House Minority Leader McCarthy leads Republican lawmakers on a tour of the U.S.-Mexico border in Texas and delivers remarks. (March 15, 2021)
Thousands of unaccompanied minors are crossing the Mexican border into the United States, quickly reigniting a heated debate on immigration in Washington. Republicans and Democrats are calling it a crisis, but the two sides are at odds over whose fault it is.
House Minority Leader Kevin McCarthy led a group of Republican lawmakers to the border Monday (March 15) to denounce Democratic President Joe Biden‘s policies. McCarthy said Biden has opened the door to unchecked illegal immigration.
“The security of our country and our borders is the primary responsibility of our president,” McCarthy told reporters at the border in El Paso, Texas. “This did not have to happen. This crisis was created by the presidential policies of this new administration. There’s no other way to call it but a Biden border crisis.”
Biden took office in January to stop the construction of a border wall championed by former President Donald Trump and to promote what he called a more humane immigration policy.
The Biden Administration did not directly refer to the influx as a crisis, preferring the term “challenge. In February alone, the influx included nearly 30,000 unaccompanied minors.
But Biden and his aides have been anxious to stop thousands of poor Guatemalan, Honduran and Salvadoran migrants from making the dangerous journey through Mexico to the United States. These migrants believe they can lead safer, more prosperous lives in the United States.
Over the weekend, the U.S. Department of Homeland Security said the Federal Emergency Management Agency will help process large numbers of unaccompanied minors over the next 90 days.
An unaccompanied minor who crossed the border into the United States seeking asylum. (March 9, 2021)
In a statement, Homeland Security Secretary Alejandro Mayorkas said, “Our goal is to ensure that unaccompanied children are transferred to the Department of health and Human Services as quickly as possible and in accordance with the requirements of the law and the best interests of these children.”
The children are currently stranded in temporary facilities at the border, which are nearly 94 percent full. They can only be sent later to relatives already living in the United States or to families who are approved and willing to care for or adopt them.
On Sunday, House Speaker Nancy Pelosi told reporters, “The Biden administration is trying to fix the dysfunctional system that the Trump Administration left them. The Biden administration will have a system that is based on doing the best job possible and understanding that this is a humane crisis.”
Trump also spoke out on his thoughts on immigration at the recent Conservative Political Action Conference. He contended that Biden “wants to bring everything down.
“When I left office just six weeks ago, we built the most secure border in the history of the United States,” Trump claimed. .
Trump contends, “It took the new administration just a few short weeks to turn this unprecedented achievement into a self-inflicted humanitarian and national security disaster by recklessly removing our borders, security measures, controls, and all the things that we put in place.”
In early March, McCarthy requested a meeting with Biden to discuss border immigration. He said he felt it was “important to express great concern about the way your administration has handled this crisis, but also that we can work together to resolve it.”
McCarthy said he has not heard back from President Biden.
White House Press Secretary Sarah Sachs dismissed Republicans’ claims that the new administration has adopted an “open borders policy.

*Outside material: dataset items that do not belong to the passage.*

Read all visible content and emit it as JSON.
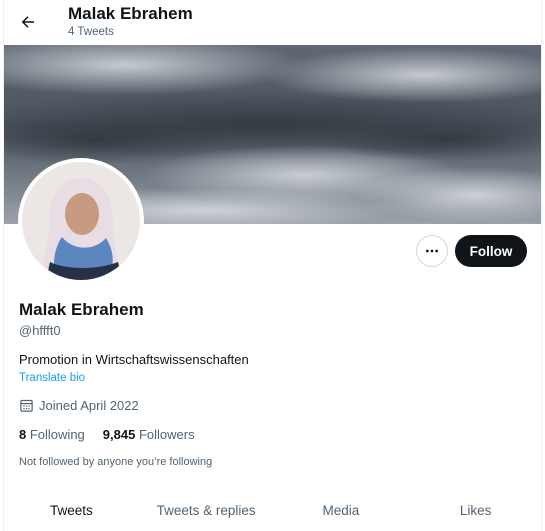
{
  "header": {
    "title": "Malak Ebrahem",
    "subtitle": "4 Tweets"
  },
  "actions": {
    "more_icon": "more-horizontal-icon",
    "follow_label": "Follow"
  },
  "profile": {
    "name": "Malak Ebrahem",
    "handle": "@hffft0",
    "bio": "Promotion in Wirtschaftswissenschaften",
    "translate_label": "Translate bio",
    "joined": "Joined April 2022",
    "following_count": "8",
    "following_label": "Following",
    "followers_count": "9,845",
    "followers_label": "Followers",
    "not_followed_text": "Not followed by anyone you’re following"
  },
  "tabs": [
    {
      "label": "Tweets",
      "active": true
    },
    {
      "label": "Tweets & replies",
      "active": false
    },
    {
      "label": "Media",
      "active": false
    },
    {
      "label": "Likes",
      "active": false
    }
  ],
  "colors": {
    "text": "#0f1419",
    "secondary": "#536471",
    "link": "#1d9bf0",
    "follow_bg": "#0f1419"
  }
}
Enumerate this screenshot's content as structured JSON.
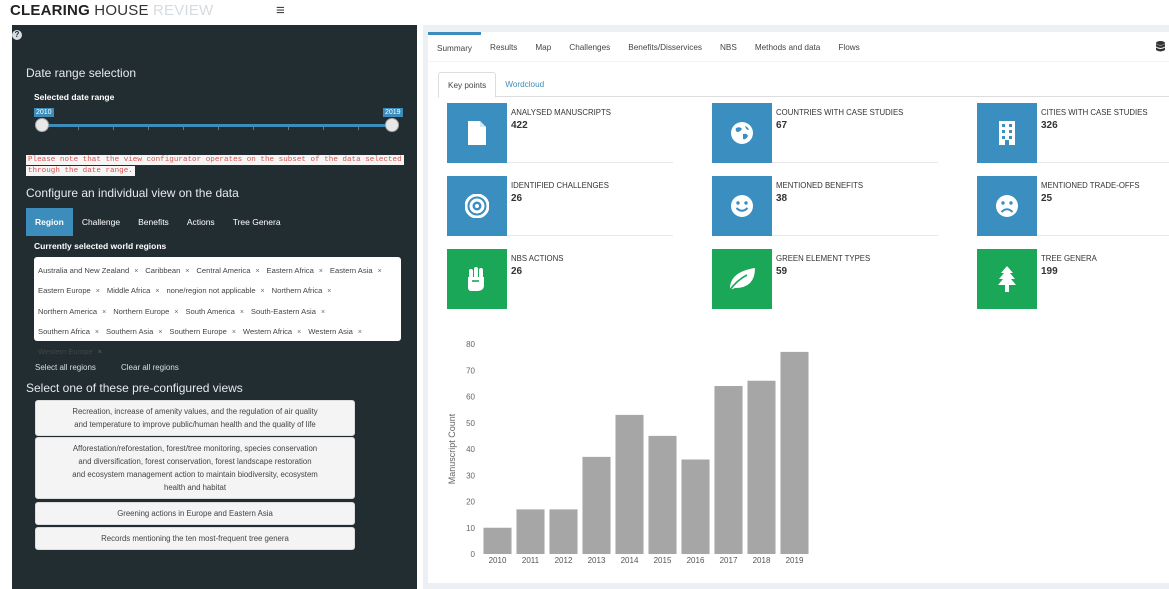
{
  "brand": {
    "part1": "CLEARING",
    "part2": " HOUSE ",
    "part3": "REVIEW"
  },
  "sidebar": {
    "date_heading": "Date range selection",
    "range_label": "Selected date range",
    "range_min": "2010",
    "range_max": "2019",
    "note_line1": "Please note that the view configurator operates on the subset of the data selected",
    "note_line2": "through the date range.",
    "config_heading": "Configure an individual view on the data",
    "tabs": [
      "Region",
      "Challenge",
      "Benefits",
      "Actions",
      "Tree Genera"
    ],
    "regions_label": "Currently selected world regions",
    "regions": [
      "Australia and New Zealand",
      "Caribbean",
      "Central America",
      "Eastern Africa",
      "Eastern Asia",
      "Eastern Europe",
      "Middle Africa",
      "none/region not applicable",
      "Northern Africa",
      "Northern America",
      "Northern Europe",
      "South America",
      "South-Eastern Asia",
      "Southern Africa",
      "Southern Asia",
      "Southern Europe",
      "Western Africa",
      "Western Asia",
      "Western Europe"
    ],
    "select_all": "Select all regions",
    "clear_all": "Clear all regions",
    "preset_heading": "Select one of these pre-configured views",
    "presets": [
      [
        "Recreation, increase of amenity values, and the regulation of air quality",
        "and temperature to improve public/human health and the quality of life"
      ],
      [
        "Afforestation/reforestation, forest/tree monitoring, species conservation",
        "and diversification, forest conservation, forest landscape restoration",
        "and ecosystem management action to maintain biodiversity, ecosystem",
        "health and habitat"
      ],
      [
        "Greening actions in Europe and Eastern Asia"
      ],
      [
        "Records mentioning the ten most-frequent tree genera"
      ]
    ]
  },
  "main": {
    "tabs": [
      "Summary",
      "Results",
      "Map",
      "Challenges",
      "Benefits/Disservices",
      "NBS",
      "Methods and data",
      "Flows"
    ],
    "subtabs": [
      "Key points",
      "Wordcloud"
    ],
    "infoboxes": [
      {
        "label": "ANALYSED MANUSCRIPTS",
        "value": "422",
        "icon": "file-icon",
        "color": "#3a8ec0"
      },
      {
        "label": "COUNTRIES WITH CASE STUDIES",
        "value": "67",
        "icon": "globe-icon",
        "color": "#3a8ec0"
      },
      {
        "label": "CITIES WITH CASE STUDIES",
        "value": "326",
        "icon": "building-icon",
        "color": "#3a8ec0"
      },
      {
        "label": "IDENTIFIED CHALLENGES",
        "value": "26",
        "icon": "bullseye-icon",
        "color": "#3a8ec0"
      },
      {
        "label": "MENTIONED BENEFITS",
        "value": "38",
        "icon": "smile-icon",
        "color": "#3a8ec0"
      },
      {
        "label": "MENTIONED TRADE-OFFS",
        "value": "25",
        "icon": "frown-icon",
        "color": "#3a8ec0"
      },
      {
        "label": "NBS ACTIONS",
        "value": "26",
        "icon": "fist-icon",
        "color": "#1aa757"
      },
      {
        "label": "GREEN ELEMENT TYPES",
        "value": "59",
        "icon": "leaf-icon",
        "color": "#1aa757"
      },
      {
        "label": "TREE GENERA",
        "value": "199",
        "icon": "tree-icon",
        "color": "#1aa757"
      }
    ]
  },
  "chart_data": {
    "type": "bar",
    "categories": [
      "2010",
      "2011",
      "2012",
      "2013",
      "2014",
      "2015",
      "2016",
      "2017",
      "2018",
      "2019"
    ],
    "values": [
      10,
      17,
      17,
      37,
      53,
      45,
      36,
      64,
      66,
      77
    ],
    "xlabel": "",
    "ylabel": "Manuscript Count",
    "ylim": [
      0,
      80
    ],
    "yticks": [
      0,
      10,
      20,
      30,
      40,
      50,
      60,
      70,
      80
    ],
    "bar_color": "#a6a6a6",
    "grid": false
  }
}
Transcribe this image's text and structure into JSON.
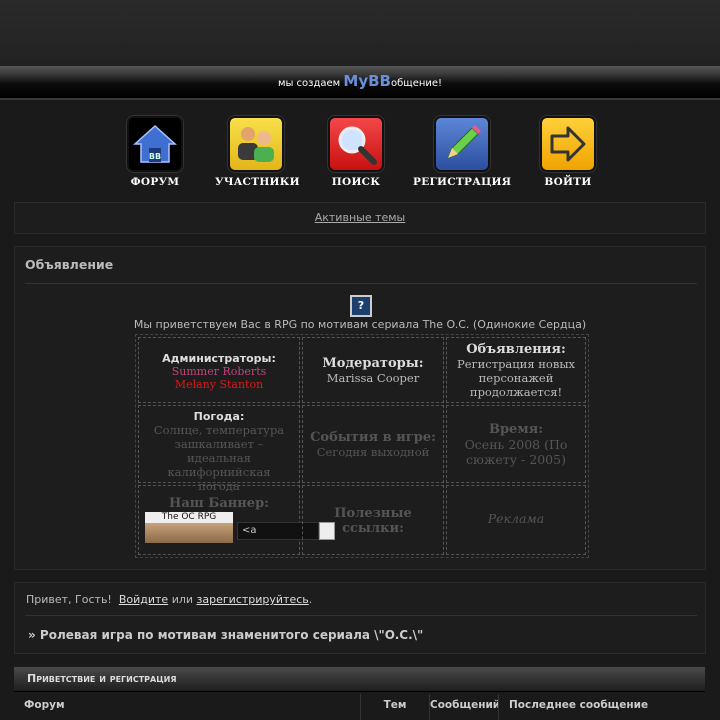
{
  "header": {
    "prefix": "мы создаем",
    "brand": "MyBB",
    "suffix": "общение!"
  },
  "nav": [
    {
      "label": "ФОРУМ",
      "icon": "home-icon"
    },
    {
      "label": "УЧАСТНИКИ",
      "icon": "users-icon"
    },
    {
      "label": "ПОИСК",
      "icon": "search-icon"
    },
    {
      "label": "РЕГИСТРАЦИЯ",
      "icon": "pencil-icon"
    },
    {
      "label": "ВОЙТИ",
      "icon": "login-arrow-icon"
    }
  ],
  "active_topics": "Активные темы",
  "announcement": {
    "title": "Объявление",
    "icon": "question-mark-icon",
    "welcome": "Мы приветствуем Вас в RPG по мотивам сериала The O.C. (Одинокие Сердца)",
    "admins_label": "Администраторы:",
    "admin1": "Summer Roberts",
    "admin2": "Melany Stanton",
    "mods_label": "Модераторы:",
    "mod1": "Marissa Cooper",
    "ads_label": "Объявления:",
    "ads_text": "Регистрация новых персонажей продолжается!",
    "weather_label": "Погода:",
    "weather_text": "Солнце, температура зашкаливает – идеальная калифорнийская погода",
    "events_label": "События в игре:",
    "events_text": "Сегодня выходной",
    "time_label": "Время:",
    "time_text": "Осень 2008 (По сюжету - 2005)",
    "banner_label": "Наш Баннер:",
    "banner_text": "The OC RPG",
    "banner_code": "<a",
    "links_label": "Полезные ссылки:",
    "ad_text": "Реклама"
  },
  "guest": {
    "greeting": "Привет, Гость!",
    "login": "Войдите",
    "or": "или",
    "register": "зарегистрируйтесь",
    "dot": ".",
    "tagline": "» Ролевая игра по мотивам знаменитого сериала \\\"O.C.\\\""
  },
  "category": {
    "title": "Приветствие и регистрация"
  },
  "table_headers": {
    "forum": "Форум",
    "topics": "Тем",
    "posts": "Сообщений",
    "last": "Последнее сообщение"
  },
  "colors": {
    "accent": "#6b8fd6",
    "admin1": "#c0457a",
    "admin2": "#e01818"
  }
}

“That’s absolutely not true,” she said last week. “The border is not open.”
White House Southern Border Coordinator Roberta Jacobson acknowledged last week that the factor fueling the surge in immigration was likely the idea that the U.S. border would be easier to access under Biden.
Jacobson, the National Security Council’s southern border coordinator, speaks at a White House press conference. (March 10, 2021)
“I certainly think that the idea that a more humane policy would be implemented has the potential to drive people to make those kinds of decisions,” she told reporters. “But perhaps more importantly, it absolutely drives smugglers to send out false messages that it’s now possible to do so.”
Lawmakers in Washington have been deadlocked on immigration policy for years. In addition to dealing with the current border woes, House Democrats this week tried to advance two pieces of legislation on immigration.
One would create a pathway to citizenship for undocumented immigrants who were brought to the U.S. at an early age and subsequently attend school and work in the country.
The House is also considering a bill that would seek to allow immigrant workers in the U.S. agricultural sector to obtain temporary residency status in the U.S., with the option of eventually becoming permanent residents.
Democrats strongly support both bills and also passed both in 2019. However, even if they pass both bills in the House again, the bills’ prospects in the Senate are uncertain at best. Democrats are evenly split with Republicans in the Senate.